La problématique de l’exonération du compte d’épargne pourrait ainsi revenir sur la table de négociation des futures coalitions fédérale et régionale. La taxe sur les opérations boursières pourrait également être refondue, d’aucuns souhaitant élargir son champ d’application tout en réduisant le taux d’imposition (ainsi la taxe de 1% sur les SICAV de capitalisation est jugée trop élevée). On pourrait aussi relever le plafond de cette taxe ou tout simplement la déplafonner.

Taxation des plus-values Il se murmure également que le verrou de la taxation des plus-values sur valeurs mobilières (obligations, actions, etc.) pourrait sauter. Dans un contexte d’austérité budgétaire, de consensus sur la trop forte taxation du travail et après le relèvement du précompte mobilier sur les intérêts de 15% à 25% en deux ans, cette exonération est en effet de moins en moins soutenue. Rappelons que les partis étaient déjà proches d’un accord sur la question en 2007 mais la crise et la chute des Bourses les années suivantes avaient relégué le dossier aux oubliettes.

Les modalités d’une taxation des plus-values mobilières restent par contre encore extrêmement floues, notamment en ce qui concerne le type de plus-values taxées (toutes les plus-values ou uniquement les plus-values à court terme), ainsi que les modalités relatives à la déduction des moins-values.

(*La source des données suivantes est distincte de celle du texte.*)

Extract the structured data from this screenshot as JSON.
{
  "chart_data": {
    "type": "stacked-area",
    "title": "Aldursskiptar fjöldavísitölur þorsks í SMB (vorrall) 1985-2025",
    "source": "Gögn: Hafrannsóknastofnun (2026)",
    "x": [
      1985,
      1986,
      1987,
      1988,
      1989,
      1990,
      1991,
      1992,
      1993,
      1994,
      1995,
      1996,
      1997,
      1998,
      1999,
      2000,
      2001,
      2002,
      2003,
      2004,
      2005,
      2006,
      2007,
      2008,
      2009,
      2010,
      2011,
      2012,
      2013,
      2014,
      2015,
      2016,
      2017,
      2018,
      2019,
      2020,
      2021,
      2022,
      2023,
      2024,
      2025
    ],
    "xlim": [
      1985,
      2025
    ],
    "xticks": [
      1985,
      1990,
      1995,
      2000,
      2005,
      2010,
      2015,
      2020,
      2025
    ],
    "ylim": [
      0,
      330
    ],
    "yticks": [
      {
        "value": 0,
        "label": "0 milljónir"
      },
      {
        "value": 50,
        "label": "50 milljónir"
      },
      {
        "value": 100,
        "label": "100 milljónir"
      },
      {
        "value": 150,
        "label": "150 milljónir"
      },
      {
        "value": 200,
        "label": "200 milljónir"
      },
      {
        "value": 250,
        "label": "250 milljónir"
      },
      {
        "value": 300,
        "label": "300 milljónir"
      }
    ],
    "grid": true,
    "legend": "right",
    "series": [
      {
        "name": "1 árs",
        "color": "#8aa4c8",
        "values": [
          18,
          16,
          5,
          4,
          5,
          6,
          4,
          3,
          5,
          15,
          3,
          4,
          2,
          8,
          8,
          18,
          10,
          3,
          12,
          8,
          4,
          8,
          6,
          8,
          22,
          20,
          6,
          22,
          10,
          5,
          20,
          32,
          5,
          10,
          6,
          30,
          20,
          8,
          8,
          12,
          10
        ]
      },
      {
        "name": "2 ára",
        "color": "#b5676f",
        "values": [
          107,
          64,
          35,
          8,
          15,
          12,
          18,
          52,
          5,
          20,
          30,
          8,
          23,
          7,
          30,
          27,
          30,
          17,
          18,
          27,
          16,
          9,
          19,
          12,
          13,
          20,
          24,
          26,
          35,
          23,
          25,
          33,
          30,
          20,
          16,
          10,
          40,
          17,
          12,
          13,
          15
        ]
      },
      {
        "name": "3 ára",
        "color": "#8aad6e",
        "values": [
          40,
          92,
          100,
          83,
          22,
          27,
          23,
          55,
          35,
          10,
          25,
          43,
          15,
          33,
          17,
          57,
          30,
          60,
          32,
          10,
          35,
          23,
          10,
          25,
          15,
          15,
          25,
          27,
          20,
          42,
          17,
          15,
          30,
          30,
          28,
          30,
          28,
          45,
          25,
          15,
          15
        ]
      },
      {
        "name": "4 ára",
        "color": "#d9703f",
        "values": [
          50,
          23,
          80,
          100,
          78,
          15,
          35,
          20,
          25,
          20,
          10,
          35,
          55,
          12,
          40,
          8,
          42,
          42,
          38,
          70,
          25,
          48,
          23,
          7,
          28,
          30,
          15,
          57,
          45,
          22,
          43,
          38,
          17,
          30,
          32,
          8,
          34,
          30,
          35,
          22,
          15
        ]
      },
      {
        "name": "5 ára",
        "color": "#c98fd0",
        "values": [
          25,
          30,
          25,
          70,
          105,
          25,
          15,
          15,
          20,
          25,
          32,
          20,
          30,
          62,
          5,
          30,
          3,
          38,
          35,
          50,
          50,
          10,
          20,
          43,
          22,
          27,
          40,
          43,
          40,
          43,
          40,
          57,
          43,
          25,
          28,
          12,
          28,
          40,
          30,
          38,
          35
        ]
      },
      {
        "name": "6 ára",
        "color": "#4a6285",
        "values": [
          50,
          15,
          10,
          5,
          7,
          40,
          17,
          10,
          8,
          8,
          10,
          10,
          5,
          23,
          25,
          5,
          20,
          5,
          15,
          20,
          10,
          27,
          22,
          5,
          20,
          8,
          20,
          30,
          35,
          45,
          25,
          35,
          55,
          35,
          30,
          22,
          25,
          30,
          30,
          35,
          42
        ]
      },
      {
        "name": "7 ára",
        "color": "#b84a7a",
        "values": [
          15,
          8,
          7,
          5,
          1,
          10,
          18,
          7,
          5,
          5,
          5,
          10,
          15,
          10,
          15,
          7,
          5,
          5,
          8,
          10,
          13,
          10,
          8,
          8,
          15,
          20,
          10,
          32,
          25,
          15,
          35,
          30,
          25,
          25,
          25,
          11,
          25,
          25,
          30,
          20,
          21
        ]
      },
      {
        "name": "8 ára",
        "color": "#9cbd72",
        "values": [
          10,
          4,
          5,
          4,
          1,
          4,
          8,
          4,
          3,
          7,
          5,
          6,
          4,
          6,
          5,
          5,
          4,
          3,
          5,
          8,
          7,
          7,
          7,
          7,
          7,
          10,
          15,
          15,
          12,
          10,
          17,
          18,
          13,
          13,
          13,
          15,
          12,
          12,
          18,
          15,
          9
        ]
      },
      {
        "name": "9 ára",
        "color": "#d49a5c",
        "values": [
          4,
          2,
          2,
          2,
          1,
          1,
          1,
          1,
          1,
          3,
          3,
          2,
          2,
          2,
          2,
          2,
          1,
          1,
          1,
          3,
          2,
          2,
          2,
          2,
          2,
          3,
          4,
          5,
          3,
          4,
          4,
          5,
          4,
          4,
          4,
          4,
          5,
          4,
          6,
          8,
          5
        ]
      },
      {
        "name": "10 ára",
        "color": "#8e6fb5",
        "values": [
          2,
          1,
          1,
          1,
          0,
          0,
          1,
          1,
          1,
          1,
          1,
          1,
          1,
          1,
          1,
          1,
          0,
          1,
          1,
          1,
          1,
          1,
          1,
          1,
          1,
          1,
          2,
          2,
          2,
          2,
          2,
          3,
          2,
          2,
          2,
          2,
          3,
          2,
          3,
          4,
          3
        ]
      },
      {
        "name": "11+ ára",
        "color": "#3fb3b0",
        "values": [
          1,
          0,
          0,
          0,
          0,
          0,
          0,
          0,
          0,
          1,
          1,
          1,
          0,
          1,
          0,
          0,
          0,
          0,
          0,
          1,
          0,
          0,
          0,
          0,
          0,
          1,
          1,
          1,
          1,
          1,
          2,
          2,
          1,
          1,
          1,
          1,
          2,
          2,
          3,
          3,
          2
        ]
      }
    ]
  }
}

Un mauvais calibrage pourrait avoir des effets pervers comme le fait d’inciter les investisseurs à conserver trop longtemps leurs titres uniquement pour échapper à la taxation.

Loyers réels Dans l’optique d’une refonte de la fiscalité des revenus du patrimoine, le dossier de la taxation des loyers réels devrait inévitablement revenir sur la table des négociations. En effet, la Belgique a été priée par la Commission européenne de mettre un terme à la discrimination qui existe dans notre législation entre la taxation des revenus immobiliers belges et étrangers. Notre Code des impôts sur les revenus privilégie les biens mis en location en Belgique (taxation sur le revenu cadastral) par rapport à ceux situés à l’étranger (taxation des loyers réels), ce qui constitue une atteinte au principe de libre circulation des capitaux.

Les raisons qui pourraient conduire le prochain gouvernement à taxer les loyers réels ne manquent pas, il est vrai. À commencer par la faible représentativité du revenu cadastral, la dernière péréquation remontant à 1979-80. Par ailleurs, la taxation avantageuse des revenus immobiliers incite davantage d’épargnants à opter pour ce type de placements au risque de doper artificiellement les prix de l’immobilier. Les crises immobilières successives aux États-Unis, en Espagne, en Irlande ou aux Pays-Bas ont également démontré que l’immobilier résidentiel n’est pas un placement à toute épreuve. Le risque est d’autant plus grand en Belgique en raison de la régionalisation en 2014 des avantages fiscaux liés à l’immobilier (dont la suppression a précipité la chute des prix aux Pays-Bas) ainsi qu’une probable remontée des taux dans les années à venir, ce qui pèserait sur la capacité d’emprunt des candidat-acheteurs.

La fiscalité mauvaise conseillère Globalement, les récentes et futures modifications de la fiscalité patrimoniale démontrent que l’investisseur ne doit pas gérer ses placements en fonction de la fiscalité mais bien de son profil de risques et de ses besoins. Il y a ainsi fort à parier pour que les conditions de l’emprunt populaire s’avèrent fort peu intéressantes malgré le précompte réduit.